I go in to the holding bay and it’s immediately obvious that I have never watched the series.  “Rough chick” means footballer’s girlfriend in a biker jacket.  Every other candidate looks better than I do on a night out.  The room is full of leather jeans, stillettos and glossy heads, bent over their two line mantras, rehearsing with complete focus.

 

They all look like me.  Better groomed but just like me; short, smiley, brunette, blue eyes.  It’s like walking into a room of half-animated clone robots, lips twitching, eyes inwards.  At first, I sense puke rising up my gullet and then the familiar fear that they’re all better than me.

 

And then something else.  I look at the script in the envelope which I haven’t even opened yet and just looking at it makes me feel totally different.

 

The envelope is sealed.  I don’t care about this job.

I don’t care about this job because I don’t care about acting anymore.

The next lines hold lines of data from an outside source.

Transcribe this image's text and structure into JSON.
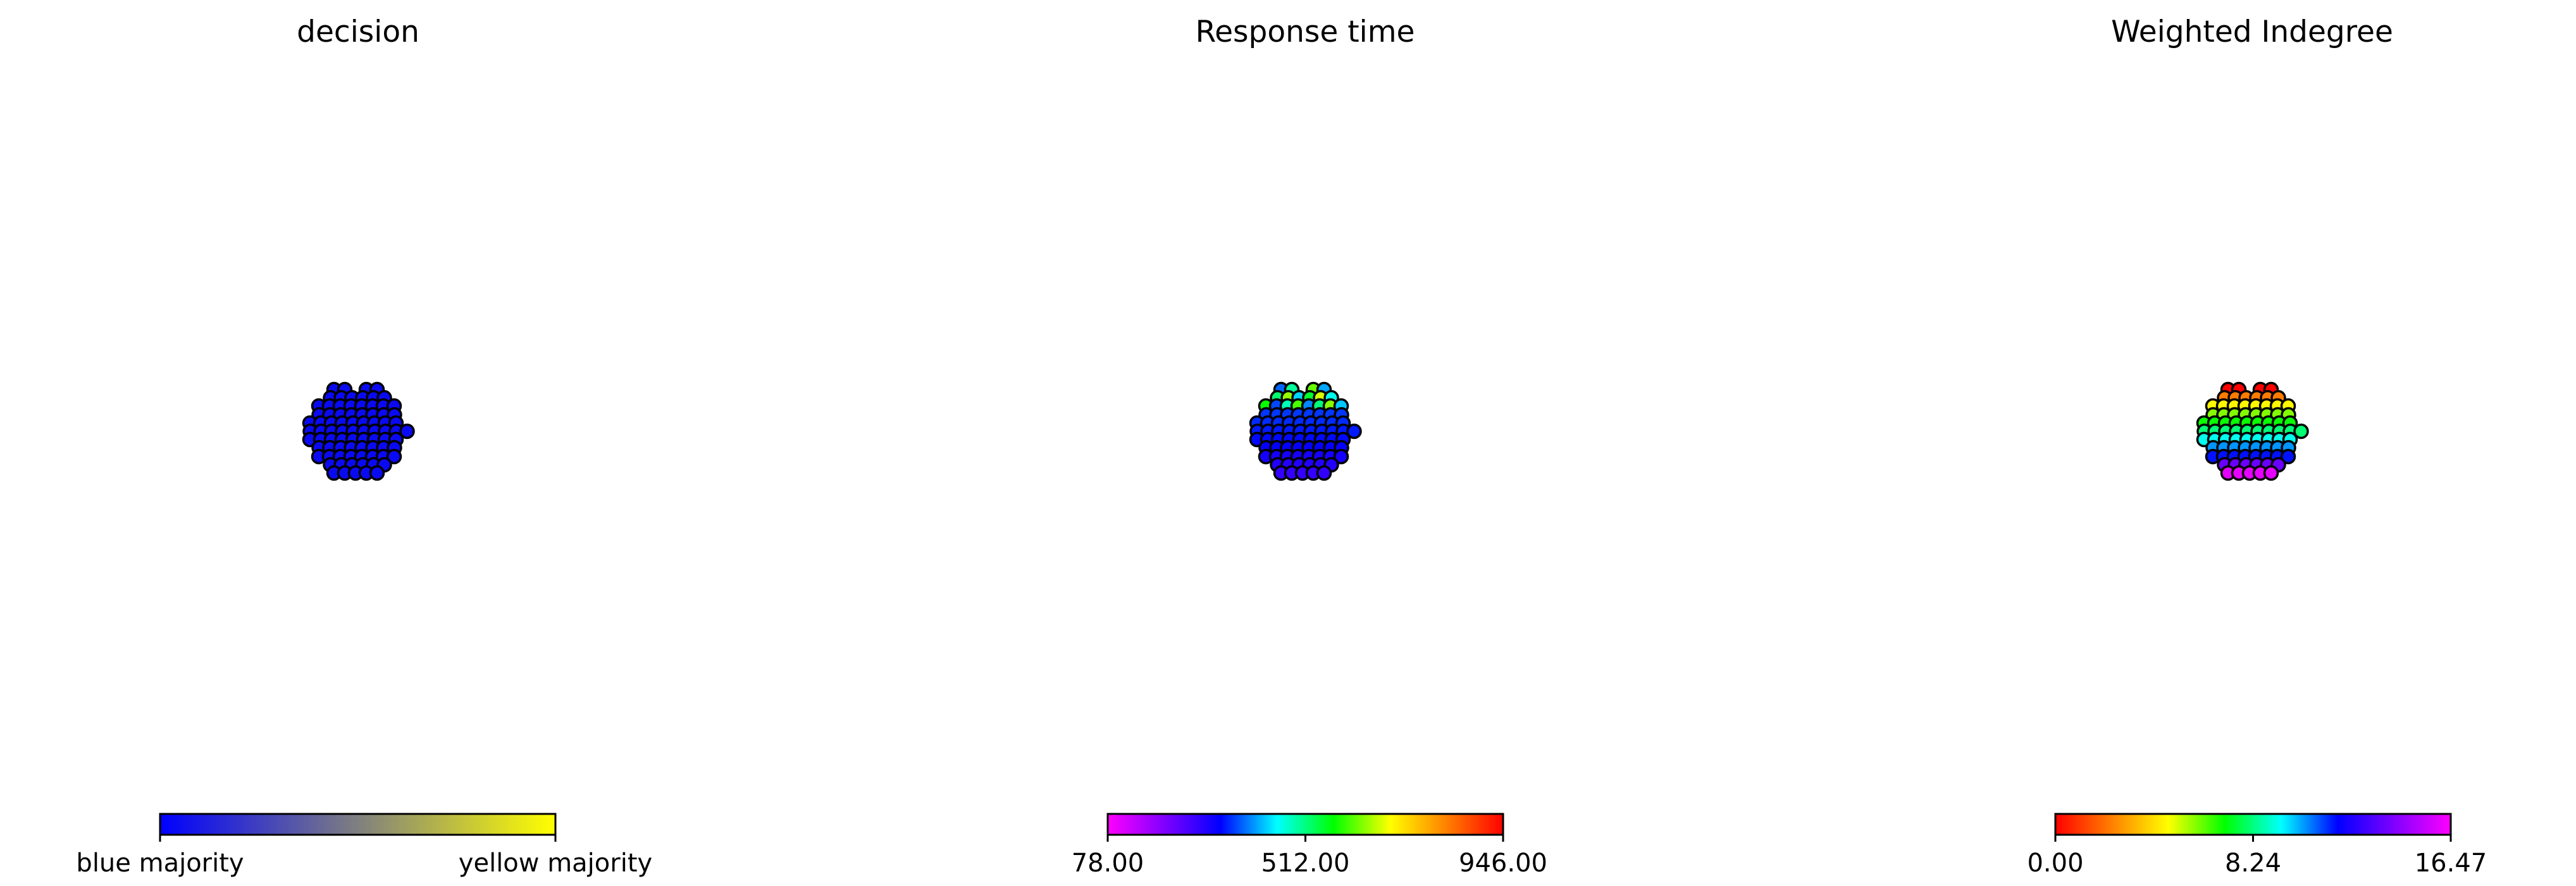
{
  "chart_data": [
    {
      "type": "scatter",
      "title": "decision",
      "colormap": [
        "#0000ff",
        "#ffff00"
      ],
      "node_colors": {
        "low": "#0a0af2",
        "high": "#0a0af2",
        "gradient": "vertical"
      },
      "colorbar": {
        "range": [
          "blue majority",
          "yellow majority"
        ],
        "tick_labels": [
          "blue majority",
          "yellow majority"
        ],
        "colors": [
          "#0000ff",
          "#ffff00"
        ]
      }
    },
    {
      "type": "scatter",
      "title": "Response time",
      "colormap": "gist_rainbow_r",
      "node_colors": {
        "low": "#3a00e6",
        "high": "#8a1cf0",
        "gradient": "vertical"
      },
      "colorbar": {
        "range": [
          78.0,
          946.0
        ],
        "tick_labels": [
          "78.00",
          "512.00",
          "946.00"
        ],
        "colors": [
          "#ff00ff",
          "#8000ff",
          "#0000ff",
          "#00ffff",
          "#00ff00",
          "#ffff00",
          "#ff8000",
          "#ff0000"
        ]
      }
    },
    {
      "type": "scatter",
      "title": "Weighted Indegree",
      "colormap": "gist_rainbow",
      "node_colors": {
        "low": "#ee00cc",
        "high": "#ff1010",
        "gradient": "vertical"
      },
      "colorbar": {
        "range": [
          0.0,
          16.47
        ],
        "tick_labels": [
          "0.00",
          "8.24",
          "16.47"
        ],
        "colors": [
          "#ff0000",
          "#ff8000",
          "#ffff00",
          "#00ff00",
          "#00ffff",
          "#0000ff",
          "#8000ff",
          "#ff00ff"
        ]
      }
    }
  ]
}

I don’t care about acting anymore because I don’t like how it makes me feel.

 

Boom!  The moment carpet; the million disappointing auditions, unread letters, earnest headshots, fatuous courses, half baked fringe projects, rude directors of limited talent, fluffed accents, straightfaced bullshitting, just to get through the door.  I don’t like it!  I don’t have to like it!  I go in for the audition.  I don’t get the job.  The next day, I quit my agent and do something else.

 

Years later with no regrets.  Life is truly more creative now then when I was working as a ‘creative’ and is 100 times more fulfilling.

 

That TV series is still running, though, but I still haven’t watched it.